I don’t know that either of these will actually get used in whatever format I eventually publish this thing, be it e-book or traditional ink and paper, but they were fun to put together and forced me to create some specifics for the world I’m writing in.

Rothspar Map sepia Rothspar Map color

I haven’t placed important cities or boundaries yet, but I’ve got them figured out for the most part. I’m sure I’ll have to go back to the text and fix where I reference some places as being; it’s all part of the Frankenstein’s monster of creating something like this.

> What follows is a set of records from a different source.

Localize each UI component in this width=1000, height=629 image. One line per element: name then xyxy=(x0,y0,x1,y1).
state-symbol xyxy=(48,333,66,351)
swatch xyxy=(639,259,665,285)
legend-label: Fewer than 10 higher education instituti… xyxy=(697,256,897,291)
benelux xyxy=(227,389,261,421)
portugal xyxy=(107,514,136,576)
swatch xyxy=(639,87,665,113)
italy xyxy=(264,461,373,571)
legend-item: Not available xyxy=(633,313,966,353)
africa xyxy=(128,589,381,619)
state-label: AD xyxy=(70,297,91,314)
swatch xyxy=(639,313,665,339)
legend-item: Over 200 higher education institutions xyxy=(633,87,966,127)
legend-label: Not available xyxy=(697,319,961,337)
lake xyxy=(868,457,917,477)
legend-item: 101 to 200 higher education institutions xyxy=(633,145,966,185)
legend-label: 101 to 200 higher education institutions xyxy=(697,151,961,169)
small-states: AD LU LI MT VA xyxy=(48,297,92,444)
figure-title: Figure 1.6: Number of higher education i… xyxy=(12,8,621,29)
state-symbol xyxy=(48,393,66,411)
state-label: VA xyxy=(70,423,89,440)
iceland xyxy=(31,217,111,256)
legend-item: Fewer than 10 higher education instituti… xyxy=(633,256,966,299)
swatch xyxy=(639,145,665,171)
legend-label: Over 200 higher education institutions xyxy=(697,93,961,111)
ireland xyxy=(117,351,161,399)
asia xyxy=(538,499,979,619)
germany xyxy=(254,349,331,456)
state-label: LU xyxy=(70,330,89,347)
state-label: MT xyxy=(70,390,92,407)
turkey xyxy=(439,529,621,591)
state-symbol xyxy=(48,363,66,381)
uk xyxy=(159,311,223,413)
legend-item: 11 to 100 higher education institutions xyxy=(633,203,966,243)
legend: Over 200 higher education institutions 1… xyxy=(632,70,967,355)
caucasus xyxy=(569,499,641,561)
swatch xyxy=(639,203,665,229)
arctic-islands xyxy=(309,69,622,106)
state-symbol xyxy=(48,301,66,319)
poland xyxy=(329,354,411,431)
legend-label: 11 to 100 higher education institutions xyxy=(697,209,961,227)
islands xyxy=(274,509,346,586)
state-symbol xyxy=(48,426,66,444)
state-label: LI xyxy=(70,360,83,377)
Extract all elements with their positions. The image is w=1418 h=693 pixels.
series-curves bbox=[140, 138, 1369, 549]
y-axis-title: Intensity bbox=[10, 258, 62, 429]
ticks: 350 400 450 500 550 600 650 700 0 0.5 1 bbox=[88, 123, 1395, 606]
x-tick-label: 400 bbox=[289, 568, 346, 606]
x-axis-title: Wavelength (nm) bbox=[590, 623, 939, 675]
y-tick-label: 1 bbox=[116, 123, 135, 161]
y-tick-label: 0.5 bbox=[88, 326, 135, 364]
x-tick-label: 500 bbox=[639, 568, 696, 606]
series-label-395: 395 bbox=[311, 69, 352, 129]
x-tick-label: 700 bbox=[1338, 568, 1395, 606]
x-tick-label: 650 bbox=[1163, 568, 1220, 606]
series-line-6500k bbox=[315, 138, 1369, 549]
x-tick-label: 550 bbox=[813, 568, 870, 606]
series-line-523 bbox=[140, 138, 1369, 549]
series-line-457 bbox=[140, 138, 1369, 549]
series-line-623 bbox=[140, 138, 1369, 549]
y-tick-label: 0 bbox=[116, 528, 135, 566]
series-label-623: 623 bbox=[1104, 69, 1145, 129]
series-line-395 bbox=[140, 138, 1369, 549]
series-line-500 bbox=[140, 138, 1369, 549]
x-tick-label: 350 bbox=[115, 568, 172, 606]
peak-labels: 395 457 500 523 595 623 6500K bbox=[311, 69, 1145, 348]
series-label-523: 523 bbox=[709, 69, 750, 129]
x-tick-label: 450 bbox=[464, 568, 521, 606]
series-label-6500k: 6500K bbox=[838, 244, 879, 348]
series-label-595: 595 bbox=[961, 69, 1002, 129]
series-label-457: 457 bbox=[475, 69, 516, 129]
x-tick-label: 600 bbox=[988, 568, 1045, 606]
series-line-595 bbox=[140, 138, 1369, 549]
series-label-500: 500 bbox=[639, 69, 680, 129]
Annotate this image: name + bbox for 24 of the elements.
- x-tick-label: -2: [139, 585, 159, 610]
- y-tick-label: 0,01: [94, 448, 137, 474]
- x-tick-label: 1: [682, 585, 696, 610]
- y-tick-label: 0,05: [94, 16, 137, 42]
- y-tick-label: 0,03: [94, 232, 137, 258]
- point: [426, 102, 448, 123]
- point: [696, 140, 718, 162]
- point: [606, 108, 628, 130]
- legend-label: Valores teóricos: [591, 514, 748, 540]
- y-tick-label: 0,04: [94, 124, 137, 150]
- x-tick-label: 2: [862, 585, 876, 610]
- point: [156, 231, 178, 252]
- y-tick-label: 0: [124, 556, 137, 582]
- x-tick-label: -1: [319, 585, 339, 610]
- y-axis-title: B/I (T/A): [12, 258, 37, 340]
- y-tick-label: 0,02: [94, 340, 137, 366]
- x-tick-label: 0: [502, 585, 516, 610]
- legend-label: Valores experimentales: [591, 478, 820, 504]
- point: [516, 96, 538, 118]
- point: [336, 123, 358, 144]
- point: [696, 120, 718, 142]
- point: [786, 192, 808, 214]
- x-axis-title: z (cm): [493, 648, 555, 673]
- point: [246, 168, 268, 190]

All that having been said, I’m eager to get into editing. I’ve given the manuscript to my alpha readers with hopes of finding things I hadn’t noticed I’d done so that I’ll have a good barometer for plot and content revision. After that I anticipate another round of editing for the actual prose.

That’s about all the updating I have for now, got to get back to it.

 

 

50k.

Yep, skipped right over any possible Warhammer jokes and went to 50,000 words. I don’t have much to say about it really, beyond that I felt very little as the wordcount tipped over last night.  I got a very tiny jolt of “Oh, that happened.  I guess that’s a thing that I did.” and then it was gone.

Granted, that particular number was never the intended finish line, and only serves as the loosest basis of the idea of a halfway point.  There’s still a lot of mountain to climb, after all.

So, looking onward from this point what have I got left to do?  I’ve moved all of my players onto trajectories that will lead to THE END in one way or another, and that is actually kind of exciting.  I’m still skeptical about reaching 100,000 words with this draft though.  Not that missing that target would be the end of the world, I could end up with a tighter and more concise 90,000 word novel and I suppose I’d be just fine with that.

Alas, I think my brain is starting to get ahead of me.  Reality check, I’m still only halfway through a first draft.  I’ve still thousands of words to go, and revisions and rewrites on top of that.  Back to it, I reckon.

 

7 Days, 7k

Well I’m seven days into my rush to the end and I’m seven thousand words closer to it.  It’s forced me to think a bit outside of my outline and start making some decisions I’ve been putting off.

The biggest problem with my outline is that while the first 3rd of the book is pretty detailed, it gets progressively less so the deeper I get.  The second act is largely hashed out, but things are popping up that I hadn’t considered early on and I’ve been finding myself scrambling to address them in the best way possible.

Due to this issue I’m finding myself about 60% through my outline and only sitting at about 47000 words.  Which doesn’t exactly work out if you’re planning a 100,000 word novel.  So, I’m getting creative (as creative types are wont to do) and finding things I can expand upon, plotlines I can further develop, characters I can play with a bit more, to fill out what I’ve been shooting for.

After all, plot is about characters overcoming interesting problems in interesting ways.   So when all else fails give the character more problems to deal with.